C. the long-run Phillips curve would shift to the left, and the long-run aggregate supply curve would shift to the right.

D. the long-run Phillips curve would shift to the right, and the long-run aggregate supply curve would shift to the left.

D. the long-run Phillips curve would shift to the right, and the long-run aggregate supply curve would shift to the left.

A policy change that changes the natural rate of unemployment changes:

A. neither the long-run Phillips curve nor the long-run aggregate supply curve.

B. the long-run Phillips curve, but not the long-run aggregate supply curve.

C. both the long-run Phillips curve and the long-run aggregate supply curve.

D. the long-run aggregate supply curve, but not the long-run Phillips curve.

C. both the long-run Phillips curve and the long-run aggregate supply curve.

An increase in expected inflation shifts the:

A. long-run Phillips curve to the left.

B. long-run Phillips curve to the right.

C. short-run Phillips curve to the left.

D. short-run Phillips curve to the right.
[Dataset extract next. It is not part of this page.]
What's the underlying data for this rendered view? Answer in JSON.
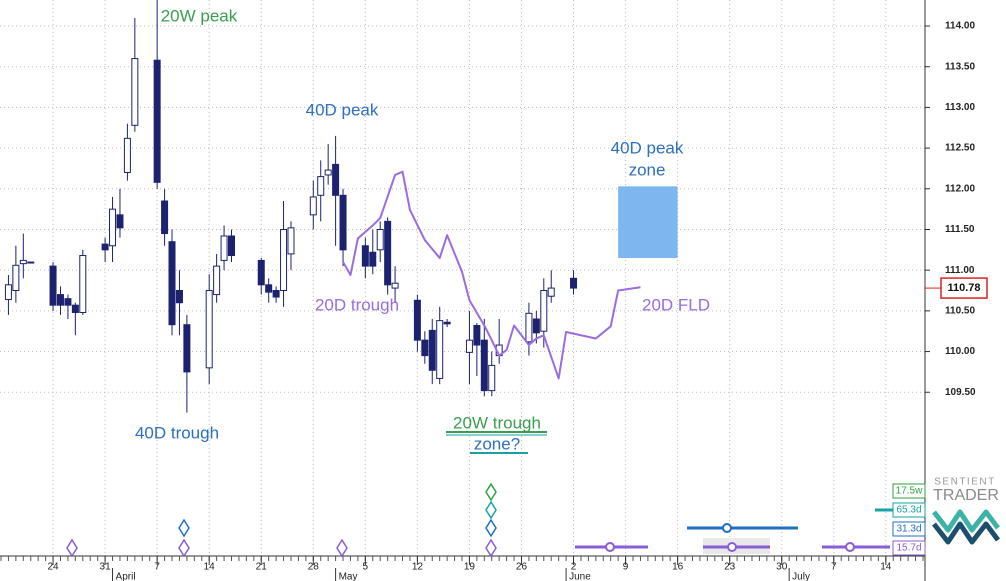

D. short-run Phillips curve to the right.

In the diagram below, the economy would move from c and 3 to e and 5:

A. in the short run if money supply growth increased unexpectedly.

B. in the long run if money supply growth decreases.

C. in the short run if money supply growth decreased unexpectedly.

D. in the long run if money supply growth increases.

D. in the long run if money supply growth increases.

In recent years, inflation expectations have fallen. This has shifted the short-run Phillips curve to the:

A. right, meaning that at any given inflation rate unemployment will be higher in the short run than before.

B. left, meaning that at any given inflation rate unemployment will be lower in the short run than before.

C. left, meaning that at any given inflation rate unemployment will be higher in the short run than before.

D. right, meaning that at any given inflation rate unemployment will be lower in the short run than before.

B. left, meaning that at any given inflation rate unemployment will be lower in the short run than before.